CarrotMob has already had one success. Started by Brent Schulkin, who joined Virgance as a co-founder, the idea had its first run in San Francisco in April of this year. Schulkin asked over 20 local stores to bid on the business of his group, by promising to spend a portion of the profits on energy efficiency.

The store that won bid 22 percent, in return making over nine thousand dollars from the three-hour buying spree, or around four times the receipts from a normal day. A video about that first event is here.

Schulkin hopes to kick off similar events around the country, bringing them up to an ever-larger size to convince businesses to get into the game.

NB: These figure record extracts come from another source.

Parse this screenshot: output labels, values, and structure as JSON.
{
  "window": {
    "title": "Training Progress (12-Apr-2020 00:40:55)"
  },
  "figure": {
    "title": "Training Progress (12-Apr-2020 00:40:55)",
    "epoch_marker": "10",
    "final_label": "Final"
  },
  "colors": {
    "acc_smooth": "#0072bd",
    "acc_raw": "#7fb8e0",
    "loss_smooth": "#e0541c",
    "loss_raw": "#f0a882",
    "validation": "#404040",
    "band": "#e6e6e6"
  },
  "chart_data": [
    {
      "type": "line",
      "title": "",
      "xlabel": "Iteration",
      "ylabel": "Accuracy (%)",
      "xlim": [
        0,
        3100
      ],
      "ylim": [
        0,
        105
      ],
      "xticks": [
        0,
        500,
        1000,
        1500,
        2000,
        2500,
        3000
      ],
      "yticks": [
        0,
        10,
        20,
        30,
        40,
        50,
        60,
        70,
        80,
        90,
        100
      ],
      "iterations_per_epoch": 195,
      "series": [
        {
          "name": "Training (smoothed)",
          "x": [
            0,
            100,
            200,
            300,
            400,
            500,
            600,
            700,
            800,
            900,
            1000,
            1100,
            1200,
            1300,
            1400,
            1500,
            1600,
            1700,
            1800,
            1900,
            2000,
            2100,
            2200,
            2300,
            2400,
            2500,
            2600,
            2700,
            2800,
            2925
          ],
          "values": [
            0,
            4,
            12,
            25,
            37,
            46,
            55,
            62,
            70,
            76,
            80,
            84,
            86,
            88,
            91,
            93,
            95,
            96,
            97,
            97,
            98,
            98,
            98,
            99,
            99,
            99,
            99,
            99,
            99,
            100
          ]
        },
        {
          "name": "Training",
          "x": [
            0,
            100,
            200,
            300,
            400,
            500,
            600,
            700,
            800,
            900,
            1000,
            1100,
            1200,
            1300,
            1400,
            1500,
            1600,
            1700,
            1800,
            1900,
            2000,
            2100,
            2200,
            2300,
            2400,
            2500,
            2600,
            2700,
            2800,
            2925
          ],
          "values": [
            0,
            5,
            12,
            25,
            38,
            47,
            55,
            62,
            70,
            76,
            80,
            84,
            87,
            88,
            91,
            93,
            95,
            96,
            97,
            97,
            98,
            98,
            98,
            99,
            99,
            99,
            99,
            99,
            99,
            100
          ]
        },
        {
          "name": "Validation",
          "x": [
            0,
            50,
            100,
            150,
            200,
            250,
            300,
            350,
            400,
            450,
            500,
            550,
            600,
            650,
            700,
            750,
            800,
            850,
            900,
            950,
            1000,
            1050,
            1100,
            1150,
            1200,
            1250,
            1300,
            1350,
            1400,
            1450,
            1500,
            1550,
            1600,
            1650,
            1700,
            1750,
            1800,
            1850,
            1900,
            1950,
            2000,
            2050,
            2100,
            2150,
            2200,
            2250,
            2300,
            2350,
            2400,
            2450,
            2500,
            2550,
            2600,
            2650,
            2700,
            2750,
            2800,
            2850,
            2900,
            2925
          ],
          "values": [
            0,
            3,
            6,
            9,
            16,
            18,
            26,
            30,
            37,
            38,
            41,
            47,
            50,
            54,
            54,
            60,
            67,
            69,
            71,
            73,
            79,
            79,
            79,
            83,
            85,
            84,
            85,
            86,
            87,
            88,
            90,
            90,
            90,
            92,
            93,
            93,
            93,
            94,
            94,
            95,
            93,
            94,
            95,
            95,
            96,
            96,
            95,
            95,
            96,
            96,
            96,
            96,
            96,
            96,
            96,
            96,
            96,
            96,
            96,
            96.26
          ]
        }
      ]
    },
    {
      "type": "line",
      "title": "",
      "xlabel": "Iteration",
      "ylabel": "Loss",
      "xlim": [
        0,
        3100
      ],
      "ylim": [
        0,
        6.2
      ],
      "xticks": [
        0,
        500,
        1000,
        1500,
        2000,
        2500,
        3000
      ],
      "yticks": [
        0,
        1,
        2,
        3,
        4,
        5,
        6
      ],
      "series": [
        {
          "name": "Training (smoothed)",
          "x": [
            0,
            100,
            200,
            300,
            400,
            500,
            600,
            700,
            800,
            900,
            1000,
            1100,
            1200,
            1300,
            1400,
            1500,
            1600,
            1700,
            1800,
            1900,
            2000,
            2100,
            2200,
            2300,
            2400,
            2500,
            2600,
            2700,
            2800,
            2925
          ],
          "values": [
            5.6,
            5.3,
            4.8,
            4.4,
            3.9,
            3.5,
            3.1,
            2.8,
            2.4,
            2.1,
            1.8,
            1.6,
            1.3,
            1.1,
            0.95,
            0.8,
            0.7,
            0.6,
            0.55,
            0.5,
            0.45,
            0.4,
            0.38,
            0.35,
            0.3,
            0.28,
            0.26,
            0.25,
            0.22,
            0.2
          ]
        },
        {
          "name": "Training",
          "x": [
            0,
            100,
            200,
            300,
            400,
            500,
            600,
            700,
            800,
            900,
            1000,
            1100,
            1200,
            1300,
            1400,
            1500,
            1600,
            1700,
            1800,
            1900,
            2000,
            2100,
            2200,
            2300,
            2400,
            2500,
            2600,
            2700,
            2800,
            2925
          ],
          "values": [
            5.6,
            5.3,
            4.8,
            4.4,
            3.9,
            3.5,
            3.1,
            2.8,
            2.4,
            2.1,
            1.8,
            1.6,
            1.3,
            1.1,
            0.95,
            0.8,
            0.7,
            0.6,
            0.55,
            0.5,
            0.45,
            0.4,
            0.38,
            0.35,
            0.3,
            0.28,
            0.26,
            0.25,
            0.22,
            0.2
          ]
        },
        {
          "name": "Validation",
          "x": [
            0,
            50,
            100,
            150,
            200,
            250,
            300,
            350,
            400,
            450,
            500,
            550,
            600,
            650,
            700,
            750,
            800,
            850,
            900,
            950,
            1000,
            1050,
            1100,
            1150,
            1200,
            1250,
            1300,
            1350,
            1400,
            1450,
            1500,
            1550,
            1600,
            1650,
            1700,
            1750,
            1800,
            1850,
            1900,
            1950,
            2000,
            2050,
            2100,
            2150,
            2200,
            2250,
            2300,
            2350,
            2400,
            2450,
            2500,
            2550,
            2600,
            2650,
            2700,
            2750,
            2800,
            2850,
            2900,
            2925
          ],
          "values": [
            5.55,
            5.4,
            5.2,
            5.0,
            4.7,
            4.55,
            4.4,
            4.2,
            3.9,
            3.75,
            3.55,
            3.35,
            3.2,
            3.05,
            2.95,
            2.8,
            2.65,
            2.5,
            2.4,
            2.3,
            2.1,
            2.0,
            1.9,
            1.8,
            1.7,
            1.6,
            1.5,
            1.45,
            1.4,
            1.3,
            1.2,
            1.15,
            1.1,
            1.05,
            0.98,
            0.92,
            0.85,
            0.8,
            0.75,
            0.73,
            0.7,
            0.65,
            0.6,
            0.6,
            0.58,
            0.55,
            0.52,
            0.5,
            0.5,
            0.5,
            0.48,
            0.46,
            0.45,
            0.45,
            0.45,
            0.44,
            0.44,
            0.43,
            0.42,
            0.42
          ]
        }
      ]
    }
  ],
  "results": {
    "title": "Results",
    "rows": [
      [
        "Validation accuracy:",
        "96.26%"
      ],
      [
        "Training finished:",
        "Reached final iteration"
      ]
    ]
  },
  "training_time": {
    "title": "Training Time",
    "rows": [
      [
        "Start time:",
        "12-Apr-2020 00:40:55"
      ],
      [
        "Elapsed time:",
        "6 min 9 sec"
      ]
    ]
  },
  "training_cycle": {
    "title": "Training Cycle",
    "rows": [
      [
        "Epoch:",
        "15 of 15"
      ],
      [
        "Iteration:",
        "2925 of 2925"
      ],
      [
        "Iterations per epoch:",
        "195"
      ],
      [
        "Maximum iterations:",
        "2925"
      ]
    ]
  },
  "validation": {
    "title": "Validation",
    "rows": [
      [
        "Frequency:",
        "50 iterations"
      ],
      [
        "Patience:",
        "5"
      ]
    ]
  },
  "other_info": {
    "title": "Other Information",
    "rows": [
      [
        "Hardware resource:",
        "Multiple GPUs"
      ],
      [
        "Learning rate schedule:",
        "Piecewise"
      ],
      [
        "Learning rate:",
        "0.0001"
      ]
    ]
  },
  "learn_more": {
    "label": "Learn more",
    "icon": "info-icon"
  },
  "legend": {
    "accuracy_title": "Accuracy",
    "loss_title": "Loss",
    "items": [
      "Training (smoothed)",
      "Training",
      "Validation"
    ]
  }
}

And to prove it’s not just an idea for San Francisco liberals, an upcoming event is being planned for Kansas City.

“Lend Me Some Sugar” takes a rather different tack. Big corporations all have a philanthropy budget of some size, because a percentage of profit can be donated as a tax write-off. Really big companies face a challenge in figuring out where and how to distribute the millions of dollars they have for charity, and have internal bureaucracies that determine how to spread it around.

So for Lend, Virgance’s other founder, Steve Newcomb, wants to give companies a new way to benefit from their philanthropy. Say you’re on Facebook, and you go to the Lend application. You’ll be presented with a certain number of points, which represent corporate charity funds. You can then decide which of several hundred charitable organizations to send those funds to. And what’s more fun than giving away someone else’s money?

The trick is that the funds you’re distributing are branded, so you can see, for example, that Acme Inc. is the company that’s donating. Acme ends up looking great — after all, you’re getting to use its money. If you’re active in giving out funds, you’ll get access to more, and can also form groups or compete to distribute philanthropic money.

Newcomb, a former founder of semantic search company Powerset (we profiled Newcomb early this year) says finding interested donors is “kind of like shooting fish in a bowl”, because Lend would effectively give the companies access to a marketing channel they’ve never had before, as well as doing away with the difficulty of running their own internal philanthropic apparatus.

Both CarrotMob and Lend are slated for official launch later this year. And there’s also a plan for Virgance itself, a for-profit company, to make money in the process. The Lend application will have advertising — Virgance will not skim off any of the charity funds. CarrotMob will also avoid tapping the funds of users or companies, instead tapping the team event concept to sell merchandise like t-shirts, as groups start up around the country.

Another recent Facebook application to give users power over companies is Village Green Energy, which pushed several wineries to switch to renewable power. And there’s the grandaddy of philanthropic applications, Causes, a highly successful app that helps rally users to raise funds for non-profits.